As we’ve seen over the last few weeks, the Book of Job is a bit of an enigma – or maybe we could say that it renders life as an enigma. Part of what makes us human is the quest for meaning. Whenever we pick up on something being meaningless, it’s like we short circuit. “It must have meaning somewhere,” sounds the voice deep inside us.
This is especially true when it comes to suffering, death, and loss – and this is exactly where the Book of Job takes us in this search for meaning. But, in the end, if all we are looking for is meaning, at the end of the book we’re left waiting at the altar by ourselves.
The end of the book does have some resolution, though. Job gets back everything he lost, and then some. He even gets children. New children. Good looking children.
And here’s the thing… after forty-two chapters, we might be ready to accept that everyone lived happily-ever-after, and move on with our lives. But, look a little closer…
He lost all of his sons and daughters to horrific disasters. Would getting “new ones” be any consolation whatsoever?!
I mean, these new kids might be lovely. They might be smart, and humble, and easy on the eyes. They might have great temperaments, and truly admirable outlooks on life. He might have been able to develop very meaningful relationships with each of them.
But, wouldn’t there be a hole in his heart for each and every one of the children who he lost? Wouldn’t he go to bed with tears in his eyes every night thinking of them, their smiles, their idiosyncrasies, and the joyous times they shared? Wouldn’t their names be written on his heart for the rest of his days?
And, in this light, we might take a second look at Job being compensated double for all the property he lost. I mean, yes, that’s lovely – and wouldn’t it be nice if this was the norm for all of us when we suffer some calamity.

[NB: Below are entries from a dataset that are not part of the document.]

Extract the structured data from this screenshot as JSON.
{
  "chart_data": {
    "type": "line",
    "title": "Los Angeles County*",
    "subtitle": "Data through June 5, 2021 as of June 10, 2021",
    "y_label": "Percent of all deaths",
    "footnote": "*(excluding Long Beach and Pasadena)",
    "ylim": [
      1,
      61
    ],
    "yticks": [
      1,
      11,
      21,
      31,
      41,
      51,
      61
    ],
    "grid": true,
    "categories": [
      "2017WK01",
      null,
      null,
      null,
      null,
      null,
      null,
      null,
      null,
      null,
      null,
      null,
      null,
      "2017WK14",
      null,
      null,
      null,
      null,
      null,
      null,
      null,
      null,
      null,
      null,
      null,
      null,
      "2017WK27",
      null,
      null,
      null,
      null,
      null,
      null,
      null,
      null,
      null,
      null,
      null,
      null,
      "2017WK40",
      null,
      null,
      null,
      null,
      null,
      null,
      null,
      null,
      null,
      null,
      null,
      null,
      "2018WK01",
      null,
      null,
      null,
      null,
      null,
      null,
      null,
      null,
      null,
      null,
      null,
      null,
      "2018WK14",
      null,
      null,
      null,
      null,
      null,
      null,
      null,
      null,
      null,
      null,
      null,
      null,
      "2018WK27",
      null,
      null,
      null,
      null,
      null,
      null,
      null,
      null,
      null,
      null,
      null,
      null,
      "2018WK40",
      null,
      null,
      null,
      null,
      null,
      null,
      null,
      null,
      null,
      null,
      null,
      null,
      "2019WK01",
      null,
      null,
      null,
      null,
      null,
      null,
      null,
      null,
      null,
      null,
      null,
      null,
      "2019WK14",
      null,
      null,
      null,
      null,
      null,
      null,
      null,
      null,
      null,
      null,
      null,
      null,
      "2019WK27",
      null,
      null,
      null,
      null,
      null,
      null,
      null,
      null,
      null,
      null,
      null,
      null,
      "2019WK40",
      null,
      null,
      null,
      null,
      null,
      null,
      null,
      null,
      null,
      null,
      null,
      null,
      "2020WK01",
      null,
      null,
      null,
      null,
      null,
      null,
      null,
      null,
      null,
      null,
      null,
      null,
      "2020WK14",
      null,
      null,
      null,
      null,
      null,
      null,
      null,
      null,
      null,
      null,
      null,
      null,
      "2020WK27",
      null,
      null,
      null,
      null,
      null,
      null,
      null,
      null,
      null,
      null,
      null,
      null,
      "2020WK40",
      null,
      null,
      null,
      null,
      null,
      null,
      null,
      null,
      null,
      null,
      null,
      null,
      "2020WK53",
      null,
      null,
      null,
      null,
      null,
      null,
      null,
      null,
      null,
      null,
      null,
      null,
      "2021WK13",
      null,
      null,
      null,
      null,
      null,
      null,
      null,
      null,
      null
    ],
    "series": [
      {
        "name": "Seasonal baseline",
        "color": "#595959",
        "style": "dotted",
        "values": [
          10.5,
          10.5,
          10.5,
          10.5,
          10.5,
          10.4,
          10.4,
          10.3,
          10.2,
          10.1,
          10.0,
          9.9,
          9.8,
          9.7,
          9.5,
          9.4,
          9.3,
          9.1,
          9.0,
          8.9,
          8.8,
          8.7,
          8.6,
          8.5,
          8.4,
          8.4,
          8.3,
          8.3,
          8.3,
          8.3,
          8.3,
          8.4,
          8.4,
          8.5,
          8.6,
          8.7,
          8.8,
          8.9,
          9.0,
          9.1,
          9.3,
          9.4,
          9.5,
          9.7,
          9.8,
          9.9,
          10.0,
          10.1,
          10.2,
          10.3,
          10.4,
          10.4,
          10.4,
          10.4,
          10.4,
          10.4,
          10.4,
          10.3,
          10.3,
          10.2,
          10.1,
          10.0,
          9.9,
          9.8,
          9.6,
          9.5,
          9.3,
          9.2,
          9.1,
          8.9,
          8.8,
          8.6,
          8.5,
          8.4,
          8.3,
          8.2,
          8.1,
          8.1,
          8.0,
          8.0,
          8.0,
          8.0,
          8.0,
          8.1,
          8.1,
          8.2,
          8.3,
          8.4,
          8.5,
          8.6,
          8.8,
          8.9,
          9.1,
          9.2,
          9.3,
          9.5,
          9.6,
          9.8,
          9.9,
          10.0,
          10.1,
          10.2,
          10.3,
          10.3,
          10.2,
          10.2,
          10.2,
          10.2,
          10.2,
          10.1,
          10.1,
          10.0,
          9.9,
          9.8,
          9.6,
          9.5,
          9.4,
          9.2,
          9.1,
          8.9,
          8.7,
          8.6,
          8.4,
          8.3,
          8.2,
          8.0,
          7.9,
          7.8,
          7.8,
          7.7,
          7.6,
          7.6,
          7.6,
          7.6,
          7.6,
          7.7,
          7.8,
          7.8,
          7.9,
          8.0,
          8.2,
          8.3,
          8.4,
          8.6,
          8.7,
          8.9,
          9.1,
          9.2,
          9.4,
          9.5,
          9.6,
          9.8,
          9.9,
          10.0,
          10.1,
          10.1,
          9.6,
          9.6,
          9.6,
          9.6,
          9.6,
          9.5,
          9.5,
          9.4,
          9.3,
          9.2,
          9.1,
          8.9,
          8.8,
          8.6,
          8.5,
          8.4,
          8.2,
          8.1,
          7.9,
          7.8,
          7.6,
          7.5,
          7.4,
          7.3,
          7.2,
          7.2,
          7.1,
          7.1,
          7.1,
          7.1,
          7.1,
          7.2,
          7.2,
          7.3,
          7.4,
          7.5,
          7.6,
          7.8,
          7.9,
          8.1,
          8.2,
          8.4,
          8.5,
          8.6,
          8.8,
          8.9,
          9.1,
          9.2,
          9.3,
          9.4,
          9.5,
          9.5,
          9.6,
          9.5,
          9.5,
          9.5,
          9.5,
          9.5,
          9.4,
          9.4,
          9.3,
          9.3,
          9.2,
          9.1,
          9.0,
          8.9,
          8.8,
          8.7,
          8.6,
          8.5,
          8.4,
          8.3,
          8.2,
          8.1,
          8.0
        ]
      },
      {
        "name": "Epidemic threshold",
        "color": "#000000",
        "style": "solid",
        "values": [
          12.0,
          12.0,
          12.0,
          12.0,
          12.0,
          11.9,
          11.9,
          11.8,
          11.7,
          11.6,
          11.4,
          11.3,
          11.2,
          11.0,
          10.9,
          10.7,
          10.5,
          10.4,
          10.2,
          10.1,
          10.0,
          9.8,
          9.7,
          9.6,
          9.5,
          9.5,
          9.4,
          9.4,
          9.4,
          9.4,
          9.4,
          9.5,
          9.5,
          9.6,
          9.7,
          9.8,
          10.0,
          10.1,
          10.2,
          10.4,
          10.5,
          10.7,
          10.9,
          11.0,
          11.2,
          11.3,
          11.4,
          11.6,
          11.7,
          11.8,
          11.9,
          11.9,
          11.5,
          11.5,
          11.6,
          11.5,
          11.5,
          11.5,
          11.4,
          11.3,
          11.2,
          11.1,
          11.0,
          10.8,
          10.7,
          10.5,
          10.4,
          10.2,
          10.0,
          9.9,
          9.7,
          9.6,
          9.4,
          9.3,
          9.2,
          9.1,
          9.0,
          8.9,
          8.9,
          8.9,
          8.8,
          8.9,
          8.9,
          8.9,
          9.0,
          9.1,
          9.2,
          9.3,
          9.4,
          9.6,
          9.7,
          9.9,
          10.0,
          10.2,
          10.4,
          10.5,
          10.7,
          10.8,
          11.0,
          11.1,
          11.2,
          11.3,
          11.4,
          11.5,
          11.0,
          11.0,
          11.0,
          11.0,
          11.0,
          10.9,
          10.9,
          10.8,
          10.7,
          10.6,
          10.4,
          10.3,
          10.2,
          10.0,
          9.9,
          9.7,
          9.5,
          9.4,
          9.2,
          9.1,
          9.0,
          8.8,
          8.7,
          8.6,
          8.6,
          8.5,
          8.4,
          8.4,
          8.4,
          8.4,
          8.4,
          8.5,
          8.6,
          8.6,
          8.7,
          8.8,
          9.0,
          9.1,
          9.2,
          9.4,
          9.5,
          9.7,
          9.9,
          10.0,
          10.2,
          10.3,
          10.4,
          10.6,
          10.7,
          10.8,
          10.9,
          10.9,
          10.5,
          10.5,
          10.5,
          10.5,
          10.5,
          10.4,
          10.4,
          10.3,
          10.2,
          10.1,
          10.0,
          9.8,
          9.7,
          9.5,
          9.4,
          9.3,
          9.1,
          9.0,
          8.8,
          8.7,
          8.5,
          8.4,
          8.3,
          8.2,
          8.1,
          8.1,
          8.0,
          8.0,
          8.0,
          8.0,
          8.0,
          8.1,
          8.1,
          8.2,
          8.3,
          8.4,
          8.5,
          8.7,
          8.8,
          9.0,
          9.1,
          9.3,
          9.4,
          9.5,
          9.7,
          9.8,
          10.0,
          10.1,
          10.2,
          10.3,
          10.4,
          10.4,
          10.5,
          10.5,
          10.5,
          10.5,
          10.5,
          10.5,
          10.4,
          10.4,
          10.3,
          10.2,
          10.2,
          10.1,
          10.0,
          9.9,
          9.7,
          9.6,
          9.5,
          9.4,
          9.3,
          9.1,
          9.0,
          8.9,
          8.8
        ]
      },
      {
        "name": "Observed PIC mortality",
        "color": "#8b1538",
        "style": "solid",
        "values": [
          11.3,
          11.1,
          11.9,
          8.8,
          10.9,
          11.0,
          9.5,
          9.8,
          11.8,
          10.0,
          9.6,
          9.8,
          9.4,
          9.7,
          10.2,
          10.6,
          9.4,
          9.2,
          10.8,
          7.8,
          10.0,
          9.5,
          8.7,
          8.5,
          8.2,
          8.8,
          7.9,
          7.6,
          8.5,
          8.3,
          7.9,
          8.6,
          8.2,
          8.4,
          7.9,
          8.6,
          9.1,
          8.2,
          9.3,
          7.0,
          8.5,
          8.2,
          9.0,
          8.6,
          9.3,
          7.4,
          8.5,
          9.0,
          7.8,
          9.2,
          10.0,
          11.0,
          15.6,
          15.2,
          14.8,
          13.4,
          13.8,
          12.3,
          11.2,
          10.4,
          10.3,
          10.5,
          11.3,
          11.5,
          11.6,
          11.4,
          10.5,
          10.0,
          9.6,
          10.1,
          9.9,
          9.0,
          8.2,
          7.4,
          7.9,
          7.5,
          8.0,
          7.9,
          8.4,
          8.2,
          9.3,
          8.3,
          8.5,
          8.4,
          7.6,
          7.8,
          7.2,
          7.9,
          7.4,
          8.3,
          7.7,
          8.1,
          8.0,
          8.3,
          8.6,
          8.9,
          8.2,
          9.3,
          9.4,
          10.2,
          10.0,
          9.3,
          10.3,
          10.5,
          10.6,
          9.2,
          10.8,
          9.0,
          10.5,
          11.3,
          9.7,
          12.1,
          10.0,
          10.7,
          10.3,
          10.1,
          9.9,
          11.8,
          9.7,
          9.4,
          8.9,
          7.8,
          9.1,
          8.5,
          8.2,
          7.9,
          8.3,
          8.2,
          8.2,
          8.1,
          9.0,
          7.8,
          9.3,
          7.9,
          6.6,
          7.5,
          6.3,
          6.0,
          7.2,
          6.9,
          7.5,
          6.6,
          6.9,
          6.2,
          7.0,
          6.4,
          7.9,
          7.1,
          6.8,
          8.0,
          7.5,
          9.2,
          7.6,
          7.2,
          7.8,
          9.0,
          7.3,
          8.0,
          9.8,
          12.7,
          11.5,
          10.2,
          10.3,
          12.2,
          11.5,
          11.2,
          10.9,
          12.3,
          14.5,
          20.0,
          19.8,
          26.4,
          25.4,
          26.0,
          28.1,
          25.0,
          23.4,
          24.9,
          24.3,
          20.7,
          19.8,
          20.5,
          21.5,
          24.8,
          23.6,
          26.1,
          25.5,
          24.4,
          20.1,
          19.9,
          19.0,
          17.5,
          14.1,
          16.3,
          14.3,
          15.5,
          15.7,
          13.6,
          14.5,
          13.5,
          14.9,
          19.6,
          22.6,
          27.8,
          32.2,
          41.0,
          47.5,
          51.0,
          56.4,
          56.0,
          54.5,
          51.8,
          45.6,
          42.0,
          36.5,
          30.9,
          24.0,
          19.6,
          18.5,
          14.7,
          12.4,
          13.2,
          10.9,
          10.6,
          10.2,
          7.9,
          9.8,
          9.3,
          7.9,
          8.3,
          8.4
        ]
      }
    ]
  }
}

But, none of these newfound riches would erase the experience of that one horrible day. That sitting down in the ashes of his former life. The sinking feeling of loss, dread, confusion, anger, and helplessness.
That trauma can’t be healed by the magical appearance of new stuff. Trauma like that takes a lifetime to work through.
Scholars think that this ending was added much later to give the book a little resolution. And, if a “little resolution” is all your looking for, then that’s maybe all we get. But, all the questions that we came to the book to begin with are still bouncing around in our head, left wanting for answers.
And isn’t that the answer? We can try and plaster quick-and-easy solutions over our experiences of pain and loss, but the pain and loss is still there. And so is God.
In this sense, perhaps Job’s initial words to his wife on the Terrible Day are the real point of the book after all: The Lord giveth, the Lord taketh away. Blessed be the Name of the Lord.